The original army boots are often designated "Modéle réglementaire" on the manufacturer's web-sites. The leather of all the fakes is thinner and poor in quality. The leather of the original "Rangers" is often grainy, and it should necessarily bear the marking of the manufacturer (on the out-sole and inside the boots: under the insole and on the inner side of the boot's top).

It is usually easy to distinguish the original French army boots even by weight - they are made of thick high-quality durable leather and hard rubber out-soles. They are generally heavier and stronger. The leather of the top, under condition of proper care and treatment with shoe polish, is very durable and robust and can serve honestly for many years.

The out-soles of the French BMJA 65 "Rangers" are attached to the top by Goodyear' technology (stitched and glued), they are made of solid durable vulcanized rubber, resistant to gasoline and oil. The thickness of the outsole is about 1.2 cm in height, while the height of the heels is from 2 to 4 cm.

As it was mentioned earlier, "Rangers", introduced in 1965, were made of shiny black grained leather, softer than in the previous brown models of the years 1947 and 1952. The glue-and-stitching method of fixation was replaced by glueing only, when dense solid vulcanized rubber out-sole was glued directly to thick leather mid-sole.

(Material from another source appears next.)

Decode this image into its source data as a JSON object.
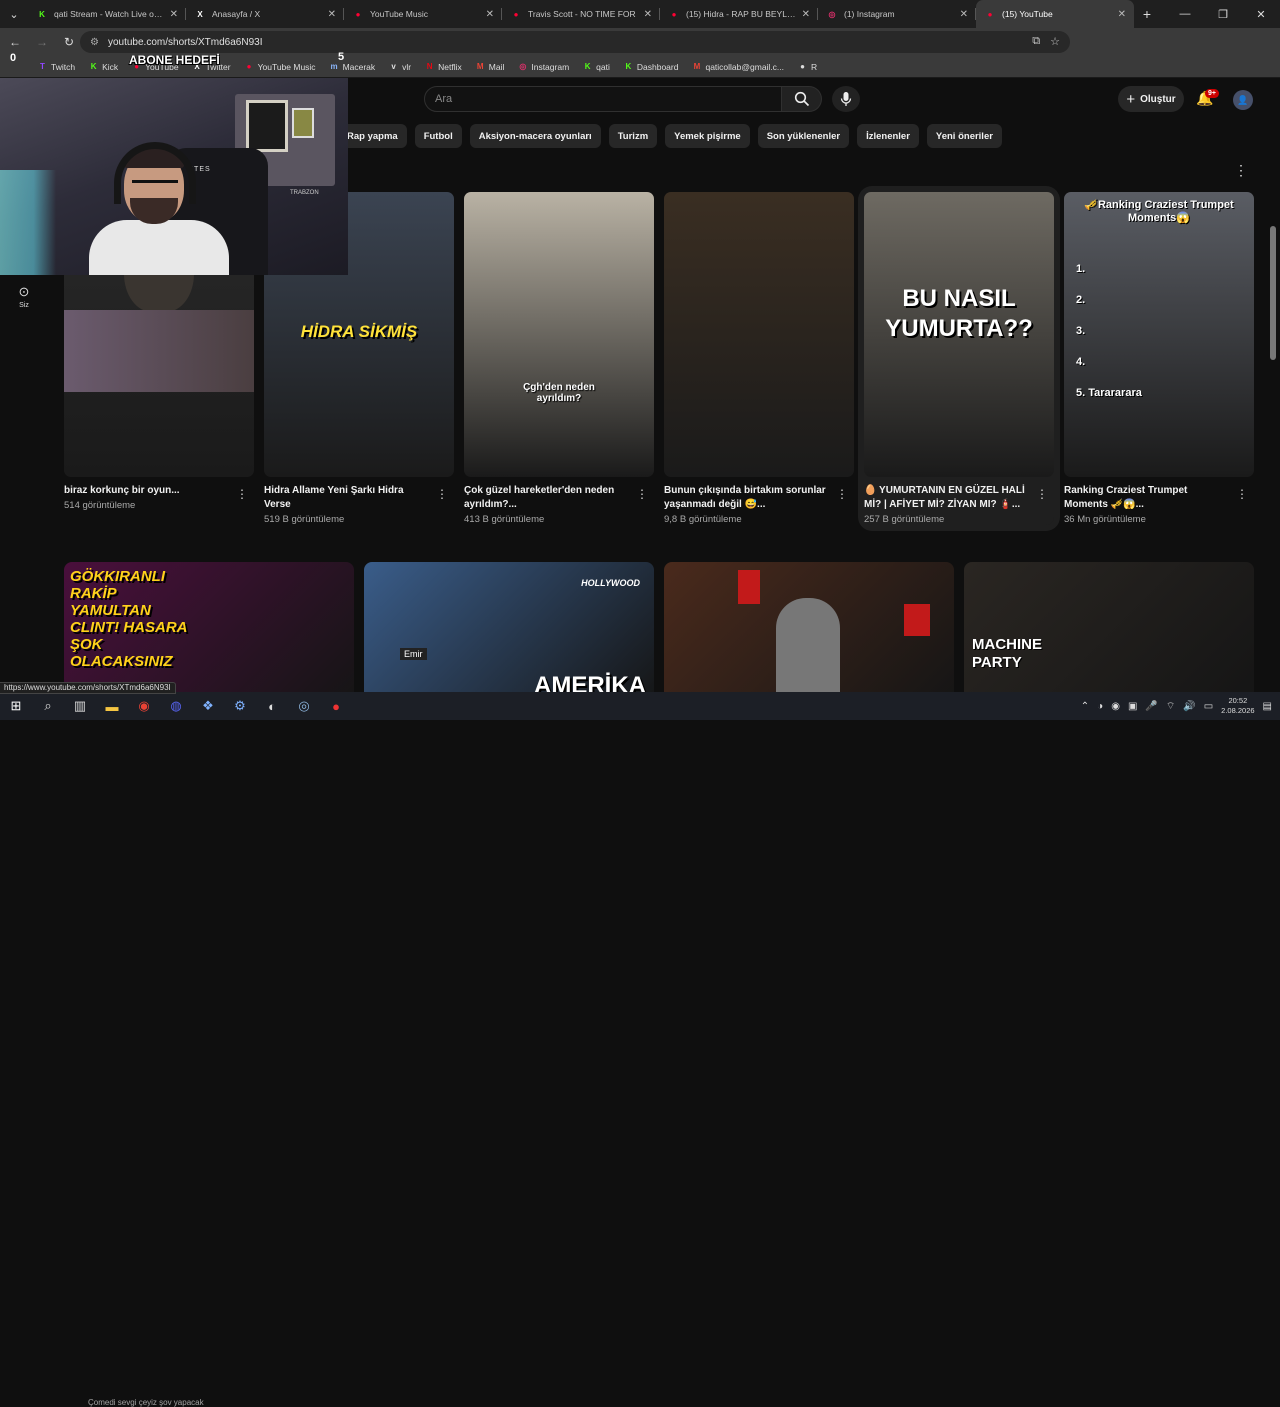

The out-sole tread patterns were very diverse, probably the most diverse among all the countries in the world, and in most cases one can see the following patterns:


The marking sign of the boots is round-shaped and indicates the quarter and the year of manufacture, the manufacturer's name and the city of location. This marking can always be found on the original boots. If the "Rangers" boots are black inside (have no lining) the marking is usually white; if the boots are lined with additional layer of thin leather, the marking stamp is either hot-pressed or ink-painted.

The marking label is also one of the most characteristic features, which allow to distinguish the real French military boots from all other "fakes" and copies.

Usually the out-soles of the "fakes" have no marking at all, or the markings are very roughly made, primitive, often blurred. On the contrary, the lettering and logos on the original boots are very clear. One can see the example of the manufacturer's marking on the out-sole: "gg" is the name of the manufacturer and Lyon is the city, where the boot factory is located. The inscription "Made in France" confirms the French production of these boots. The Lyon-based company "gg", for example, also produces the out-soles for Swiss army model M-91 boots.

As it was told before, the marking (month and year, name and location site of the manufacturer),) is placed inside the boots, on the top inner side. This information is duplicated under the removable insole , along with serial and inventory numbers.

Among the manufacturers (cities of boots factories) of the French military boots the most common are: Marbot (Neuvic) and Argueyrolles (Brive or Vitre), more rare producers are Bally (Moulins) and Tortora (Marseille).

The French army pants from the uniform set (the models F1 (olive) or F2 (CCE - Central European Camouflage) are quite tight and not to be worn tucked into the boots. They are to be worn outside the boots, for this purpose the low-most sides of the trouser legs feature the sewn-on elastic bands.

According to the French military tradition, the elastic bands should keep the lower parts of the trouser legs just between the two buckles of the boot's clamps at the top of the boot. However, on some photos one can see the French military personnel with the pants tucked into the boots.